Hi everyone!
I’m new to compute shaders in BabylonJS and want to understand some foundational concepts.
I want to develop a compute shader whose output is equal to the input. PG here. You can see the results in the browser’s console.
I need the input texSrc
to be type of Float32Array. As the output texDest
is type of rgba8unorm
I need to do something. As I didn’t find a clear example that does this, I tried to create a Float32Array
view of the output, but I guess the format set is wrong from the compute shader definition.
Any clues on how to achieve this? Thanks in advance 
Pinging the mastermind @Evgeni_Popov (with a bit of patience, because he is currently away)
1 Like
There are a few problems in the PG:
- you should use a nearest/nearest sampler type for the source texture, else the values read from the texture will be interpolated (bilinear interpolation). Or, you could also sample at the center of the pixel (so, add (0.5/width, 0.5/height) to the uv coordinate), in which case no bilinear interpolation will take place. Lastly, you could also use
textureLoad
to just ignore sampler type.
- the destination texture should be created with a FLOAT type (the default type is UNSIGNED_BYTE when not set) => the type of
texDest
should be updated accordingly in the compute shader
- you set only 8 float values in your source texture, but because it is created as an RGBA texture, you should set 4 (width) * 2 (height) * 4 (RGBA channels)=32 values. In the PG below, I replaced RGBA textures by RED only textures, so that only 8 values are needed (
4*2*1
)
- to compute the uv coordinates, you should divide the (x,y) coordinates by (width,height), not (width-1,height-1).
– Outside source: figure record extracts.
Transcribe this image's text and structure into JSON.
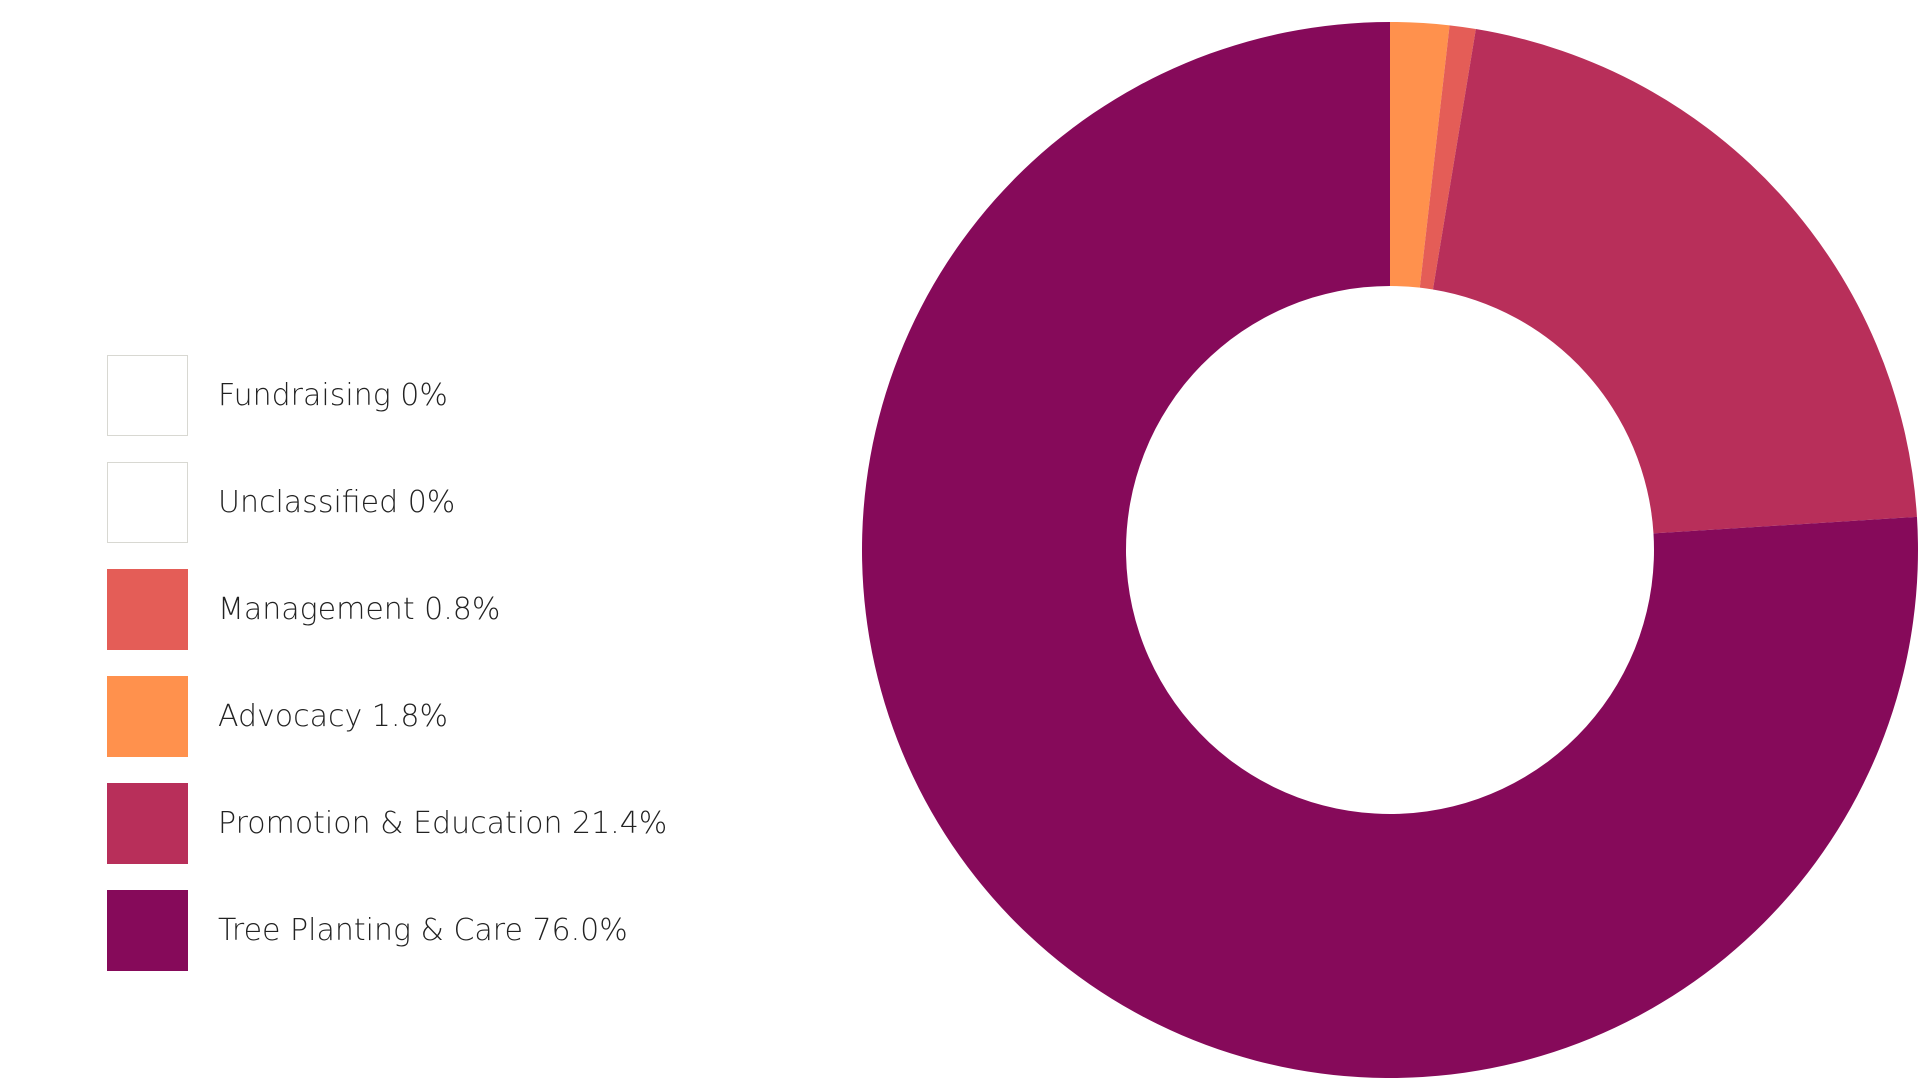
{
  "chart_data": {
    "type": "pie",
    "categories": [
      "Fundraising",
      "Unclassified",
      "Management",
      "Advocacy",
      "Promotion & Education",
      "Tree Planting & Care"
    ],
    "values": [
      0,
      0,
      0.8,
      1.8,
      21.4,
      76.0
    ],
    "colors": [
      "#ffffff",
      "#ffffff",
      "#e45d57",
      "#ff914d",
      "#b82f5a",
      "#860a5a"
    ],
    "legend": {
      "placement": "left",
      "items": [
        {
          "label": "Fundraising 0%",
          "color": "#ffffff"
        },
        {
          "label": "Unclassified 0%",
          "color": "#ffffff"
        },
        {
          "label": "Management 0.8%",
          "color": "#e45d57"
        },
        {
          "label": "Advocacy 1.8%",
          "color": "#ff914d"
        },
        {
          "label": "Promotion & Education 21.4%",
          "color": "#b82f5a"
        },
        {
          "label": "Tree Planting & Care 76.0%",
          "color": "#860a5a"
        }
      ]
    },
    "slice_order": [
      "Advocacy",
      "Management",
      "Promotion & Education",
      "Tree Planting & Care"
    ]
  }
}
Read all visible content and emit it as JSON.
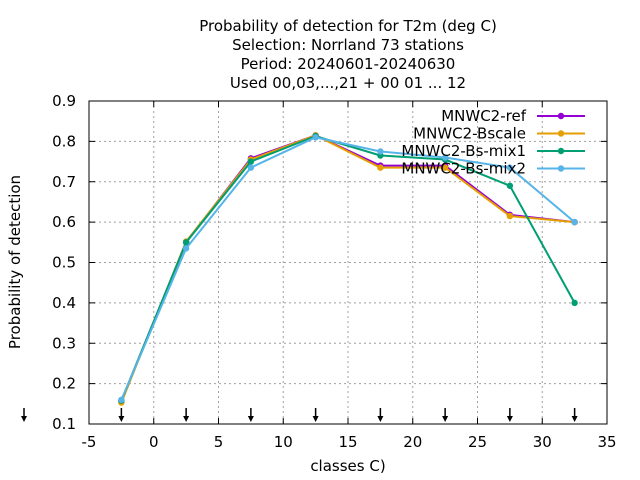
{
  "chart_data": {
    "type": "line",
    "title_lines": [
      "Probability of detection  for T2m (deg C)",
      "Selection: Norrland     73 stations",
      "Period: 20240601-20240630",
      "Used 00,03,...,21 + 00 01 ... 12"
    ],
    "xlabel": "classes C)",
    "ylabel": "Probability of detection",
    "xlim": [
      -5,
      35
    ],
    "ylim": [
      0.1,
      0.9
    ],
    "x_ticks": [
      -5,
      0,
      5,
      10,
      15,
      20,
      25,
      30,
      35
    ],
    "y_ticks": [
      0.1,
      0.2,
      0.3,
      0.4,
      0.5,
      0.6,
      0.7,
      0.8,
      0.9
    ],
    "x_tick_labels": [
      "-5",
      "0",
      "5",
      "10",
      "15",
      "20",
      "25",
      "30",
      "35"
    ],
    "y_tick_labels": [
      "0.1",
      "0.2",
      "0.3",
      "0.4",
      "0.5",
      "0.6",
      "0.7",
      "0.8",
      "0.9"
    ],
    "grid": true,
    "legend_position": "top-right",
    "markers_below_axis_x": [
      -2.5,
      2.5,
      7.5,
      12.5,
      17.5,
      22.5,
      27.5,
      32.5
    ],
    "x": [
      -2.5,
      2.5,
      7.5,
      12.5,
      17.5,
      22.5,
      27.5,
      32.5
    ],
    "series": [
      {
        "name": "MNWC2-ref",
        "color": "#9400d3",
        "values": [
          0.157,
          0.55,
          0.758,
          0.815,
          0.74,
          0.74,
          0.618,
          0.6
        ]
      },
      {
        "name": "MNWC2-Bscale",
        "color": "#e69f00",
        "values": [
          0.153,
          0.552,
          0.755,
          0.815,
          0.735,
          0.735,
          0.615,
          0.6
        ]
      },
      {
        "name": "MNWC2-Bs-mix1",
        "color": "#009e73",
        "values": [
          0.158,
          0.55,
          0.75,
          0.813,
          0.765,
          0.755,
          0.69,
          0.4
        ]
      },
      {
        "name": "MNWC2-Bs-mix2",
        "color": "#56b4e9",
        "values": [
          0.16,
          0.535,
          0.735,
          0.81,
          0.775,
          0.76,
          0.735,
          0.6
        ]
      }
    ]
  }
}
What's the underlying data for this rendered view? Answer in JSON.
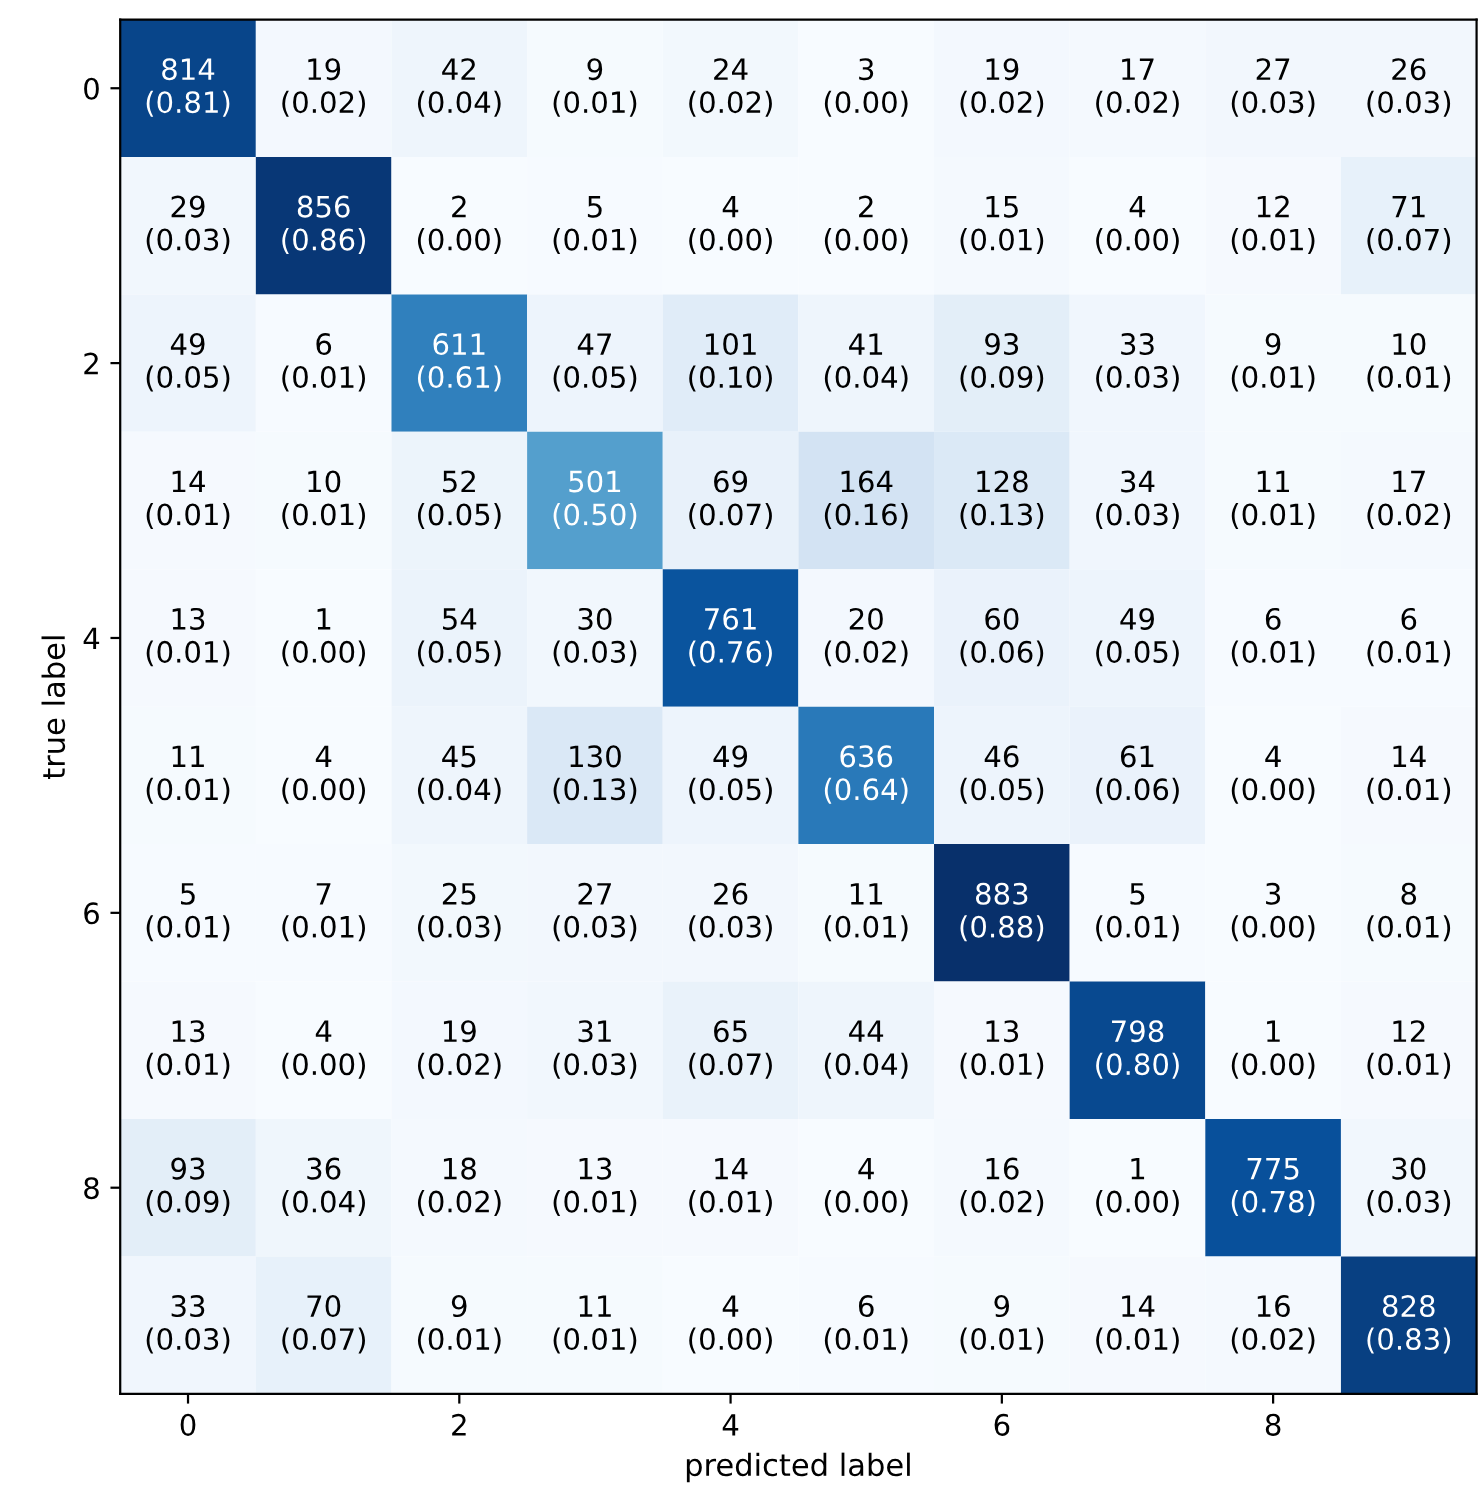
{
  "chart_data": {
    "type": "heatmap",
    "xlabel": "predicted label",
    "ylabel": "true label",
    "data_labels": true,
    "categories": [
      "0",
      null,
      "2",
      null,
      "4",
      null,
      "6",
      null,
      "8",
      null
    ],
    "y_categories": [
      "0",
      null,
      "2",
      null,
      "4",
      null,
      "6",
      null,
      "8",
      null
    ],
    "cells": [
      [
        814,
        19,
        42,
        9,
        24,
        3,
        19,
        17,
        27,
        26
      ],
      [
        29,
        856,
        2,
        5,
        4,
        2,
        15,
        4,
        12,
        71
      ],
      [
        49,
        6,
        611,
        47,
        101,
        41,
        93,
        33,
        9,
        10
      ],
      [
        14,
        10,
        52,
        501,
        69,
        164,
        128,
        34,
        11,
        17
      ],
      [
        13,
        1,
        54,
        30,
        761,
        20,
        60,
        49,
        6,
        6
      ],
      [
        11,
        4,
        45,
        130,
        49,
        636,
        46,
        61,
        4,
        14
      ],
      [
        5,
        7,
        25,
        27,
        26,
        11,
        883,
        5,
        3,
        8
      ],
      [
        13,
        4,
        19,
        31,
        65,
        44,
        13,
        798,
        1,
        12
      ],
      [
        93,
        36,
        18,
        13,
        14,
        4,
        16,
        1,
        775,
        30
      ],
      [
        33,
        70,
        9,
        11,
        4,
        6,
        9,
        14,
        16,
        828
      ]
    ],
    "annotations": [
      "(0.81)",
      "(0.02)",
      "(0.04)",
      "(0.01)",
      "(0.02)",
      "(0.00)",
      "(0.02)",
      "(0.02)",
      "(0.03)",
      "(0.03)",
      "(0.03)",
      "(0.86)",
      "(0.00)",
      "(0.01)",
      "(0.00)",
      "(0.00)",
      "(0.01)",
      "(0.00)",
      "(0.01)",
      "(0.07)",
      "(0.05)",
      "(0.01)",
      "(0.61)",
      "(0.05)",
      "(0.10)",
      "(0.04)",
      "(0.09)",
      "(0.03)",
      "(0.01)",
      "(0.01)",
      "(0.01)",
      "(0.01)",
      "(0.05)",
      "(0.50)",
      "(0.07)",
      "(0.16)",
      "(0.13)",
      "(0.03)",
      "(0.01)",
      "(0.02)",
      "(0.01)",
      "(0.00)",
      "(0.05)",
      "(0.03)",
      "(0.76)",
      "(0.02)",
      "(0.06)",
      "(0.05)",
      "(0.01)",
      "(0.01)",
      "(0.01)",
      "(0.00)",
      "(0.04)",
      "(0.13)",
      "(0.05)",
      "(0.64)",
      "(0.05)",
      "(0.06)",
      "(0.00)",
      "(0.01)",
      "(0.01)",
      "(0.01)",
      "(0.03)",
      "(0.03)",
      "(0.03)",
      "(0.01)",
      "(0.88)",
      "(0.01)",
      "(0.00)",
      "(0.01)",
      "(0.01)",
      "(0.00)",
      "(0.02)",
      "(0.03)",
      "(0.07)",
      "(0.04)",
      "(0.01)",
      "(0.80)",
      "(0.00)",
      "(0.01)",
      "(0.09)",
      "(0.04)",
      "(0.02)",
      "(0.01)",
      "(0.01)",
      "(0.00)",
      "(0.02)",
      "(0.00)",
      "(0.78)",
      "(0.03)",
      "(0.03)",
      "(0.07)",
      "(0.01)",
      "(0.01)",
      "(0.00)",
      "(0.01)",
      "(0.01)",
      "(0.01)",
      "(0.02)",
      "(0.83)"
    ]
  }
}
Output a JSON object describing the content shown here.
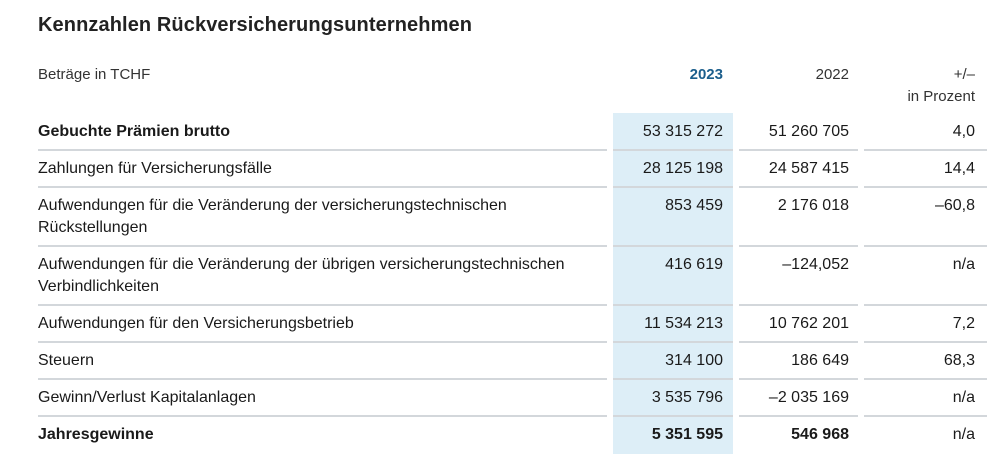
{
  "title": "Kennzahlen Rückversicherungsunternehmen",
  "header": {
    "label": "Beträge in TCHF",
    "col_2023": "2023",
    "col_2022": "2022",
    "col_change_line1": "+/–",
    "col_change_line2": "in Prozent"
  },
  "rows": [
    {
      "label": "Gebuchte Prämien brutto",
      "v2023": "53 315 272",
      "v2022": "51 260 705",
      "change": "4,0",
      "bold": true
    },
    {
      "label": "Zahlungen für Versicherungsfälle",
      "v2023": "28 125 198",
      "v2022": "24 587 415",
      "change": "14,4",
      "bold": false
    },
    {
      "label": "Aufwendungen für die Veränderung der versicherungstechnischen Rückstellungen",
      "v2023": "853 459",
      "v2022": "2 176 018",
      "change": "–60,8",
      "bold": false
    },
    {
      "label": "Aufwendungen für die Veränderung der übrigen versicherungstechnischen Verbindlichkeiten",
      "v2023": "416 619",
      "v2022": "–124,052",
      "change": "n/a",
      "bold": false
    },
    {
      "label": "Aufwendungen für den Versicherungsbetrieb",
      "v2023": "11 534 213",
      "v2022": "10 762 201",
      "change": "7,2",
      "bold": false
    },
    {
      "label": "Steuern",
      "v2023": "314 100",
      "v2022": "186 649",
      "change": "68,3",
      "bold": false
    },
    {
      "label": "Gewinn/Verlust Kapitalanlagen",
      "v2023": "3 535 796",
      "v2022": "–2 035 169",
      "change": "n/a",
      "bold": false
    },
    {
      "label": "Jahresgewinne",
      "v2023": "5 351 595",
      "v2022": "546 968",
      "change": "n/a",
      "bold": true
    }
  ],
  "colors": {
    "highlight_column": "#ddeef7",
    "year_2023_header": "#1b5e8c",
    "row_divider": "#d3d7db"
  }
}
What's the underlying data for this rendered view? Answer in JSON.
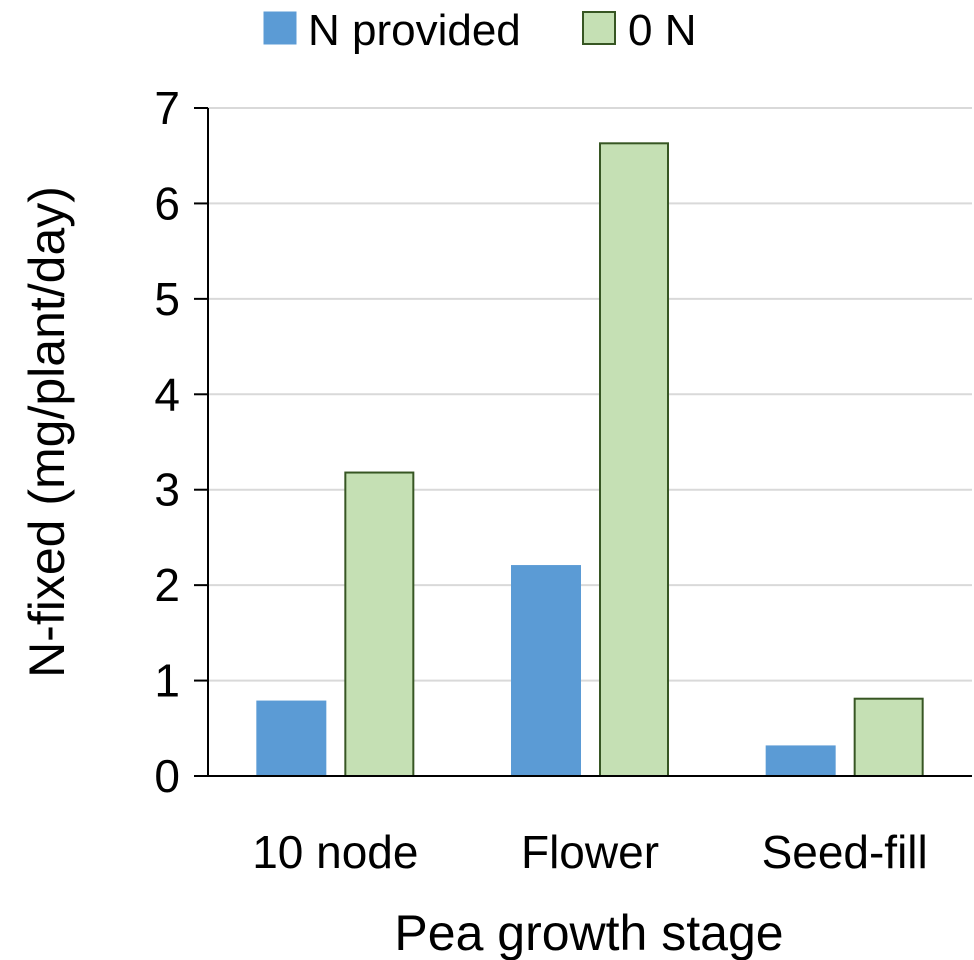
{
  "chart_data": {
    "type": "bar",
    "categories": [
      "10 node",
      "Flower",
      "Seed-fill"
    ],
    "series": [
      {
        "name": "N provided",
        "values": [
          0.78,
          2.2,
          0.31
        ],
        "color": "#5B9BD5",
        "border": "#5B9BD5"
      },
      {
        "name": "0 N",
        "values": [
          3.18,
          6.63,
          0.81
        ],
        "color": "#C5E0B4",
        "border": "#375623"
      }
    ],
    "xlabel": "Pea growth stage",
    "ylabel": "N-fixed (mg/plant/day)",
    "ylim": [
      0,
      7
    ],
    "yticks": [
      "0",
      "1",
      "2",
      "3",
      "4",
      "5",
      "6",
      "7"
    ],
    "grid": true,
    "gridColor": "#D9D9D9",
    "legend_position": "top-center"
  }
}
- I’m not sure DEPTH32_FLOAT can be written by the user => using DEPTH32_FLOAT for the source texture does not work in the PG, I used FLOAT instead
- To compare the content of two arrays, you have to loop over the elements and check them one by one,
arrayOutView !== arrayIn
won’t work because the two objects arrayOutView
and arrayIn
are different
Corrected PG:
2 Likes
Thanks @Evgeni_Popov for your reply!
I realized when I download your PG from the editor I get the following warnings in Chrome’s console and an array of 0 as output of the compute shader.
When I do the same with the original PG of the question it works fine.
Any thoughts on this? Thanks again
Maybe the editor is using an older version of Babylon? Try to use a newer / the latest version and see if that helps.
Thanks for the idea, but same result when updating to the latest. It seems to work only inside the BJS online editor but not outside. Maybe a WebGPU issue with float 32 textures?
Have you an external repro that would show the error? It will be hard to help if it works in the Playground.